Though Alzheimer’s devastates individuals and their families, occasionally a bright light shines from its dark tunnel. Sometimes innate gifts obscured through the toils of daily life emerge. Like what happened to Lester Potts, the late father of Dr. Daniel Potts, a well-known Alabama neurologist.
Lester was a rural Alabama saw miller who became an acclaimed watercolor artist after being diagnosed with Alzheimer’s (AD). Prior to developing AD he had never before shown any artistic talent. Art and music therapy at Caring Days, a dementia daycare center in Tuscaloosa, Alabama fed his creative expression, improving his cognition, mood, and behavior.
Daniel and his wife Ellen witnessed a transformation in Lester quite unlike anything they had ever seen. Moreover, what impressed them was how these therapies helped to restore Lester’s dignity and improved his quality of life. It was nothing short of extraordinary. Ellen remembers the time clearly.
“The only thing Lester had drawn before was of something to build. He was practical, the most utilitarian soul ever. For him to become an artist, it was so out of character. The more his disease progressed the more he painted his memories. This part of his psyche was released as his frontal lobe deteriorated. Where (Alzheimer’s took) the sense of self went away,” she explains, “his right parietal lobe was pretty much untouched until late in the disease process. All that creativity was probably there all along.”
Ellen explains that the frontal lobe inhibits creativity that may be buried deep within. “You’re inhibited from doing things you may have the talent to do because you don’t think you have the ability or you’re too inhibited to try. All that creativity was untouched until late in the disease process. It was probably there the whole time. The fact that he of all people would become an artist was the most miraculous thing of all.”
Lester’s new abilities influenced his son. “Before we knew it the art got a hold of me and I was staying up all night writing poetry, which is something I’d never done in my entire life,” Daniel says. “I went to Ellen and said we ought to put a book together of Dad’s art and my poetry.” In 2006 they put out The Broken Jar featuring his poetry and Lester’s art.
You’d think that a story like this would be enough, right? Not this couple. They took it and ran in order to give other dementia patients the same good fortune. They developed a program in collaboration with the University of Alabama Honors College, called Bringing Art to Life.
Each semester the program pairs five participants with mild to moderate Alzheimer’s with three Honors students.
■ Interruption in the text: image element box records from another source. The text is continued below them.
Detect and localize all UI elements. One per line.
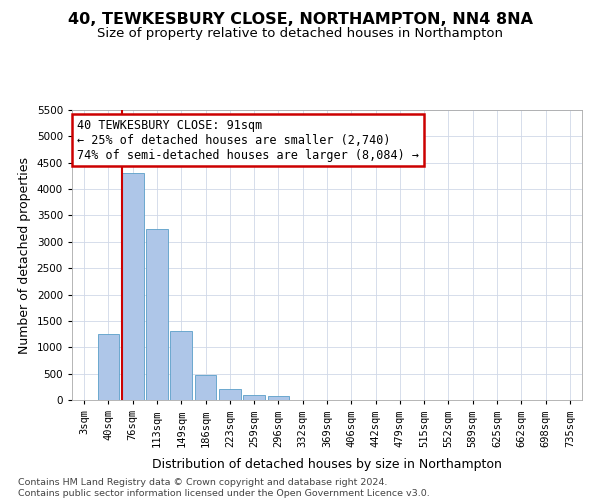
Bar xyxy=(219,390,241,400)
Y-axis label: Number of detached properties: Number of detached properties xyxy=(18,156,31,354)
Bar xyxy=(268,396,289,400)
Text: Size of property relative to detached houses in Northampton: Size of property relative to detached ho… xyxy=(97,28,503,40)
Bar xyxy=(146,228,168,400)
Bar xyxy=(243,394,265,400)
Bar xyxy=(97,334,119,400)
Text: Contains HM Land Registry data © Crown copyright and database right 2024.
Contai: Contains HM Land Registry data © Crown c… xyxy=(18,478,430,498)
Text: 40, TEWKESBURY CLOSE, NORTHAMPTON, NN4 8NA: 40, TEWKESBURY CLOSE, NORTHAMPTON, NN4 8… xyxy=(67,12,533,28)
Text: 40 TEWKESBURY CLOSE: 91sqm
← 25% of detached houses are smaller (2,740)
74% of s: 40 TEWKESBURY CLOSE: 91sqm ← 25% of deta… xyxy=(77,118,419,162)
Bar xyxy=(170,332,192,400)
Bar xyxy=(122,174,143,400)
X-axis label: Distribution of detached houses by size in Northampton: Distribution of detached houses by size … xyxy=(152,458,502,470)
Bar xyxy=(194,374,217,400)
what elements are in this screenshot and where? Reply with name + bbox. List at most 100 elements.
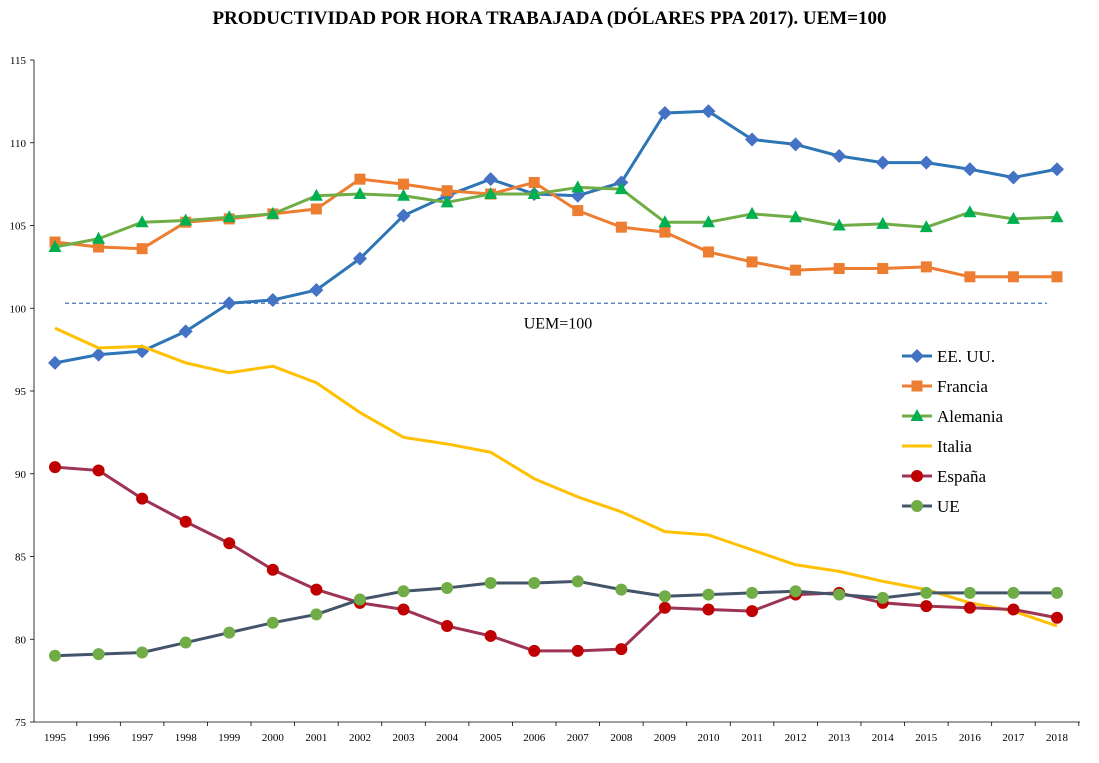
data-point-alemania bbox=[397, 188, 411, 201]
data-point-ue bbox=[528, 576, 541, 589]
data-point-francia bbox=[398, 178, 410, 190]
data-point-alemania bbox=[309, 188, 323, 201]
legend-marker bbox=[911, 500, 923, 512]
y-tick-label: 85 bbox=[15, 552, 27, 564]
data-point-alemania bbox=[571, 180, 585, 193]
data-point-ee-uu bbox=[1050, 162, 1064, 177]
x-tick-label: 1996 bbox=[88, 732, 111, 744]
data-point-francia bbox=[441, 185, 453, 197]
data-point-ue bbox=[702, 588, 715, 601]
data-point-francia bbox=[746, 256, 758, 268]
series-group bbox=[48, 104, 1064, 662]
data-point-ee-uu bbox=[396, 208, 411, 223]
data-point-francia bbox=[920, 261, 932, 273]
x-tick-label: 2006 bbox=[523, 732, 546, 744]
legend-label: UE bbox=[937, 497, 960, 516]
data-point-alemania bbox=[963, 205, 977, 218]
legend-item-ue: UE bbox=[902, 497, 960, 516]
data-point-francia bbox=[964, 271, 976, 283]
data-point-ee-uu bbox=[48, 355, 62, 370]
reference-line-label: UEM=100 bbox=[524, 315, 593, 332]
series-line-italia bbox=[54, 326, 1058, 628]
x-tick-label: 2017 bbox=[1002, 732, 1025, 744]
x-tick-label: 2004 bbox=[436, 732, 459, 744]
data-point-españa bbox=[49, 461, 61, 474]
data-point-ee-uu bbox=[178, 324, 193, 339]
data-point-españa bbox=[746, 605, 759, 618]
data-point-ue bbox=[571, 575, 584, 588]
data-point-ee-uu bbox=[745, 132, 760, 147]
data-point-ee-uu bbox=[788, 137, 803, 152]
data-point-ee-uu bbox=[875, 155, 890, 170]
data-point-españa bbox=[1007, 603, 1020, 616]
x-tick-label: 2002 bbox=[349, 732, 371, 744]
x-tick-label: 1998 bbox=[175, 732, 198, 744]
series-line-francia bbox=[54, 177, 1057, 279]
y-tick-label: 100 bbox=[10, 303, 27, 315]
x-tick-label: 2007 bbox=[567, 732, 590, 744]
x-tick-label: 1997 bbox=[131, 732, 154, 744]
data-point-alemania bbox=[353, 187, 367, 200]
legend-label: Italia bbox=[937, 437, 972, 456]
data-point-españa bbox=[658, 601, 671, 614]
data-point-ue bbox=[658, 590, 671, 603]
data-point-ee-uu bbox=[657, 105, 672, 120]
data-point-ee-uu bbox=[265, 292, 280, 307]
series-ue bbox=[49, 575, 1063, 662]
legend-item-ee-uu: EE. UU. bbox=[902, 347, 995, 366]
data-point-alemania bbox=[222, 210, 236, 223]
data-point-alemania bbox=[701, 215, 715, 228]
x-tick-label: 2014 bbox=[872, 732, 895, 744]
data-point-francia bbox=[659, 226, 671, 238]
data-point-españa bbox=[702, 603, 715, 616]
data-point-francia bbox=[93, 241, 105, 253]
data-point-ue bbox=[1007, 586, 1020, 599]
legend-item-españa: España bbox=[902, 467, 987, 486]
data-point-alemania bbox=[832, 218, 846, 231]
data-point-ue bbox=[136, 646, 149, 659]
data-point-francia bbox=[528, 176, 540, 188]
data-point-ue bbox=[484, 576, 497, 589]
series-line-alemania bbox=[54, 185, 1058, 249]
data-point-ue bbox=[746, 586, 759, 599]
data-point-francia bbox=[354, 173, 366, 185]
data-point-ee-uu bbox=[309, 283, 324, 298]
data-point-alemania bbox=[919, 220, 933, 233]
data-point-ue bbox=[353, 593, 366, 606]
data-point-españa bbox=[441, 620, 454, 633]
x-tick-label: 1995 bbox=[44, 732, 67, 744]
y-tick-label: 115 bbox=[10, 55, 27, 67]
data-point-ee-uu bbox=[222, 296, 237, 311]
data-point-alemania bbox=[658, 215, 672, 228]
data-point-ee-uu bbox=[483, 172, 498, 187]
x-tick-label: 2013 bbox=[828, 732, 851, 744]
x-tick-label: 2005 bbox=[480, 732, 503, 744]
x-tick-label: 2012 bbox=[785, 732, 807, 744]
data-point-ue bbox=[266, 616, 279, 629]
data-point-alemania bbox=[1050, 210, 1064, 223]
reference-line-group: UEM=100 bbox=[65, 302, 1047, 332]
data-point-españa bbox=[179, 515, 192, 528]
legend-label: Alemania bbox=[937, 407, 1004, 426]
data-point-ue bbox=[92, 648, 105, 661]
data-point-ee-uu bbox=[352, 251, 367, 266]
x-tick-label: 2016 bbox=[959, 732, 982, 744]
legend-label: EE. UU. bbox=[937, 347, 995, 366]
legend-marker bbox=[911, 380, 923, 392]
data-point-alemania bbox=[135, 215, 149, 228]
x-tick-label: 2009 bbox=[654, 732, 677, 744]
legend-marker bbox=[910, 409, 924, 421]
data-point-españa bbox=[484, 629, 497, 642]
data-point-alemania bbox=[440, 195, 454, 208]
x-tick-label: 2010 bbox=[697, 732, 720, 744]
data-point-ue bbox=[310, 608, 323, 621]
x-tick-label: 2003 bbox=[393, 732, 416, 744]
data-point-ue bbox=[223, 626, 236, 639]
series-españa bbox=[49, 461, 1063, 657]
data-point-españa bbox=[310, 583, 323, 596]
data-point-españa bbox=[397, 603, 410, 616]
data-point-alemania bbox=[789, 210, 803, 223]
data-point-ee-uu bbox=[962, 162, 977, 177]
x-tick-label: 2018 bbox=[1046, 732, 1069, 744]
data-point-españa bbox=[223, 537, 236, 550]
Before the start of the art therapy sessions the students receive instruction on Alzheimer’s, person-centered care techniques, art and other expressive arts therapies, and are taught the importance of honoring and preserving the life story. For the next eight weeks the students and patients work side-by-side in group art therapy. During the sessions, the students capture life story elements for later use in crafting a memoir.
According to Daniel and Ellen, one of the most heartwarming aspects is watching how the students develop empathy for the dementia patients and for their caregivers. The Potts’ based the course on A Pocket Guide for the Alzheimer Caregiver, a book they co-wrote in 2011. Lester was not their only family member with Alzheimer’s. Between the two of them they have lost eight family members to Alzheimer’s and vascular dementia. They demonstrated every situation in the book with a family story.
Daniel explains their motivation for establishing the program. “We were trying to use our experience with Dad and others to show that the person is still in there and build on that. Our focus is honoring the human being, the dignity people still have, despite this disease. We can still have a relationship with them that can be transformative for everybody. The art and the music help you tap into that.”
Ellen says “Through the pairing of the students and participants, it’s been nearly miraculous how some of the participants were able to come out of their shell.” She describes how the students and dementia patients found a connection, adding that previously many of the patients had been withdrawn and had stopped interacting with their families. “In the art therapy and reminiscing sessions they came to life.”
They tell the story of a well-known Southern artist, Sara Turner, who lost her sight to macular degeneration and developed Alzheimer’s. She joined Art to Life in 2014. Daniel remembers the day the 95 year-old joined the program.
“Sara came into the room the first time and said she used to be an artist but didn’t think she could do the art project. Her students helped her, guided her hands, talked her through it, and asked her favorite colors.” She was elated and told the students “I can feel colors again”.
“Sara was completely authentic; the Alzheimer’s couldn’t mask that. The students were completely inspired by this blind woman with Alzheimer’s,” he says. “She was so full of gratitude, just to be alive and present. It made the students have introspection and look at their own lives and their own fears and the things they’re dealing with. Interacting with Sara brought all that out. It was therapy for those kids to be in the presence of this woman.”
He remembers sitting back and watching and being in tears. “Sara named the finished piece, Celebration – it’s a new beginning. It was a celebration and a new beginning and it was one of those Art to Life moments that has changed so many lives over the course of the last five years.”
Indeed. And to think it all started with a rural saw miller who had never painted a day in his life. I imagine that Lester is still painting, and smiling down on Daniel and Ellen, proud of how they’re changing lives through art, proud of all the goodness they’ve instilled. And maybe he’s just a little bit proud to have been the inspiration. How could he not be?